Kathy Barnette, the Pennsylvania Republican who recently launched her campaign for the U.S. Senate, told The Epoch Times she supports limiting the number of terms lawmakers can serve in Congress and is committed to serving a maximum of three terms herself.
“I intend to only run for no more than three,” Barnette said.
The constitutional amendment before Congress this year would limit members of the House to three two-year terms and senators to two six-year terms.
Barnette, 49, is an author and political commentator. After announcing her bid for Toomey’s seat on April 6, she gathered an impressive list of endorsements, including Rep. Burgess Owens (R-Utah), conservative talk show host Larry Elder, former Trump White House official Sebastian Gorka, and former NYPD Commissioner Bernard Kerik, among others.
Barnette grew up on a hog farm in Alabama in a house with no running water or insulation. She was conceived through rape when her mother was 11 years old and has written about the matter as part of her opposition to abortion. If elected, she would be the first Republican black woman to serve in the Senate.
“I have yet to meet someone who was poorer than me. And I don’t think it should be a race of oppression,” Barnette said. “What the Democrats are dabbling in, it looks like an oppression Olympics.”
Barnette managed to escape poverty, but she doesn’t credit the government for helping her do so.
“I am so glad that I got off that pig farm before it became fashionable for white progressives to want to help black people,” she said. “I believe if it was up to white progressives to get me off that pig farm, I would still be on there.”
Three Republicans have formally declared their intention to run for Toomey’s seat: Everett Stern, a Republican businessman best known for exposing the HSBC money-laundering scandal; Sean Gale, an attorney who ran for the Montgomery County Commission in 2019; and Jeff Bartos, a real estate developer in the Greater Philadelphia market.
Gale told The Epoch Times he also supports term limits. Bartos and Stern didn’t respond to the same inquiry.
“Every election cycle, we hear politicians talk about term limits, yet nothing ever happens,” Gale said in an email. “If the American people want term limits, [then] they should stop reelecting these do-nothing old farts.”
Eight Democrats have jumped into the race, including Pennsylvania Lt. Gov. John Fetterman, state Rep. Malcolm Kenyatta, and state Sen. Sharif Street.
Toomey won reelection in 2016 against Democratic nominee Kathleen McGinty by 1.7 percent of the vote.
In 2020, Republicans and Democrats each won nine U.S. House seats in Pennsylvania; President Donald Trump lost the state by 1.2 percent to Joe Biden.
Barnette’s debut campaign video revolves mainly around her identity as a black conservative and the plight of like-minded people who are facing censorship and cancel culture. In the three-minute clip, she describes herself as a “black conservative woman,” refers to President Joe Biden as the “white man in the White House” and accuses the Black Lives Matter movement of excluding conservatives who don’t agree with its liberal ideology.

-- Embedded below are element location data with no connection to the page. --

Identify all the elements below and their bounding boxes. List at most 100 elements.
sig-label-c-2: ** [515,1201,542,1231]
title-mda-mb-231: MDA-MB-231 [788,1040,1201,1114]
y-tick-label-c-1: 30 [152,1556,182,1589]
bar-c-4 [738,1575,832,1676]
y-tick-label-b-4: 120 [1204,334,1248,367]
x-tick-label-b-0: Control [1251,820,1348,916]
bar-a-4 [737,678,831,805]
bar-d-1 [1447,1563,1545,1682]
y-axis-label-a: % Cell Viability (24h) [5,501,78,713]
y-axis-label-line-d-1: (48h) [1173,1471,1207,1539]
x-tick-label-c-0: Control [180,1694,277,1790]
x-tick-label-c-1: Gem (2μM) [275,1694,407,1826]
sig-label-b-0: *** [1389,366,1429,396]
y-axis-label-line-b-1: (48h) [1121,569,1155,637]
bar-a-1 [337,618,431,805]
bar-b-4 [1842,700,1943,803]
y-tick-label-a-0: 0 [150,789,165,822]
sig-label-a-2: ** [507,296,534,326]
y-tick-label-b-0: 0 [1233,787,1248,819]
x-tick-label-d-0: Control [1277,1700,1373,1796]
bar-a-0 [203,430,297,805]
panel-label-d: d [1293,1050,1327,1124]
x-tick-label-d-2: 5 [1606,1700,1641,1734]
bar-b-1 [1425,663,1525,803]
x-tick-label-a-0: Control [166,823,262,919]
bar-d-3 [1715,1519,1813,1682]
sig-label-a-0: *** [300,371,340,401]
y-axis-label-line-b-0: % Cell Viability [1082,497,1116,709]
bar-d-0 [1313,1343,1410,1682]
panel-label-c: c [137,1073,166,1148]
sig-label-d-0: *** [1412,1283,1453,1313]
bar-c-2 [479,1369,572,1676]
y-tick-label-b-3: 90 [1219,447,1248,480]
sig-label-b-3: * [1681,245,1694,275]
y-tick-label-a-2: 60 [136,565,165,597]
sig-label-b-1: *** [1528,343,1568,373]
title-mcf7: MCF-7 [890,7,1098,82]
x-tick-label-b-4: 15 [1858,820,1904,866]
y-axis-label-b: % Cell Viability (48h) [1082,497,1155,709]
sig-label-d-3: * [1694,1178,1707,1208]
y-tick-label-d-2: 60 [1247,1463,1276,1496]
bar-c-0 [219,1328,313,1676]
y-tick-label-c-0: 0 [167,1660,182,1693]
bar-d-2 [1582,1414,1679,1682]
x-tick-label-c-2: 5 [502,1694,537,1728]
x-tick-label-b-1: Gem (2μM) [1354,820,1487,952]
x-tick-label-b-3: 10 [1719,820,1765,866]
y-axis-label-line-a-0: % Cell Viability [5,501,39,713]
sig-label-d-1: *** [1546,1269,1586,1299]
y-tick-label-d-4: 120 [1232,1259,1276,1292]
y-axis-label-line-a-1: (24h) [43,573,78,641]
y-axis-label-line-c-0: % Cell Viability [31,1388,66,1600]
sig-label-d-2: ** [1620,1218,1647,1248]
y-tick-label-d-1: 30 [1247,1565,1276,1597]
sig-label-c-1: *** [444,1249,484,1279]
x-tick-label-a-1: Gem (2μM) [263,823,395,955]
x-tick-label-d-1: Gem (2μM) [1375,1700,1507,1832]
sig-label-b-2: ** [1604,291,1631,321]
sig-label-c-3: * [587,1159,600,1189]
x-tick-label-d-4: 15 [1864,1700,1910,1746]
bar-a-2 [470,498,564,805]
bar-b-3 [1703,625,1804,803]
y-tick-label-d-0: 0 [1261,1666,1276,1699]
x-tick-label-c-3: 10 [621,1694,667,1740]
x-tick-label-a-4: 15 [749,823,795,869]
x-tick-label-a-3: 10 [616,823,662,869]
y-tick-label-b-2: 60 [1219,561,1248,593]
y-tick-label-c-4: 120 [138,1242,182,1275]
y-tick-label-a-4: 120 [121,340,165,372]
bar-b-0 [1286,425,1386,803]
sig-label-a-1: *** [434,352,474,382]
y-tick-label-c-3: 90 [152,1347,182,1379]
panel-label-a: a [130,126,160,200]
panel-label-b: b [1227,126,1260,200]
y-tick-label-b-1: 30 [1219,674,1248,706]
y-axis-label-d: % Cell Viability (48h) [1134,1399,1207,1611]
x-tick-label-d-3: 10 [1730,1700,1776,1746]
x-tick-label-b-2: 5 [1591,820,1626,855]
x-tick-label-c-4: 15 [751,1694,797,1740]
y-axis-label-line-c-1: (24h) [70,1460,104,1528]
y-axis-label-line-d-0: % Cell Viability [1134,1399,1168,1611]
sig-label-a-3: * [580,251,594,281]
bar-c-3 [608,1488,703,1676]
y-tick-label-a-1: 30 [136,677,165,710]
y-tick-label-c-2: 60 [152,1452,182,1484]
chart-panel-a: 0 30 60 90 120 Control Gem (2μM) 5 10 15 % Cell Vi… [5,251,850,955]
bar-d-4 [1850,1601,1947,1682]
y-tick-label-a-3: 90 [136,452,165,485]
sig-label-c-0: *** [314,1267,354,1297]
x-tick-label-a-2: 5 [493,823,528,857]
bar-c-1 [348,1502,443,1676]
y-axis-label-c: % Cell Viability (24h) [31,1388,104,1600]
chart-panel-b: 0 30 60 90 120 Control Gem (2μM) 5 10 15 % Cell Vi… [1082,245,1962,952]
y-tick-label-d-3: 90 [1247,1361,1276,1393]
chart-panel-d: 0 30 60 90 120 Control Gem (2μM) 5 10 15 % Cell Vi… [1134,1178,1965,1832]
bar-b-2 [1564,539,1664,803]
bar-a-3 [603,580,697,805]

“We’re told that black lives matter, except of course my black life, because I’m a black conservative. Radicals want to control and strip not just black conservatives but all conservatives of our identity.”
Election Integrity
Barnette said she’s in full alignment with the election reform goals set out by former President Donald Trump at the Conservative Political Action Conference in February: limiting voting to Election Day only, doing away with mass, “no-excuse” mail ballots, and requiring voter ID.“I’ve been black all my life. I know a whole lot of black people,” Barnette said. “I don’t know one black person who does not have an ID.”
“And I’m thinking to myself, who are these people that these Democrats are talking to?” Barnette said, referring to the left-wing argument that requiring voter ID is racist because a disproportionate number of black people purportedly don’t have identification.
CCP
Barnette also agreed with President Donald Trump’s tough stance on China and that the Chinese Communist Party (CCP) should be held accountable for its ongoing human rights abuses, including the persecution of Falun Gong and the genocide against Uyghur Muslims. She said the CCP should also pay the price for abetting the spread of the CCP virus, commonly known as the novel coronavirus.“And we’re trying to find common ground with these people?” she said, referring to the Biden administration’s China policy.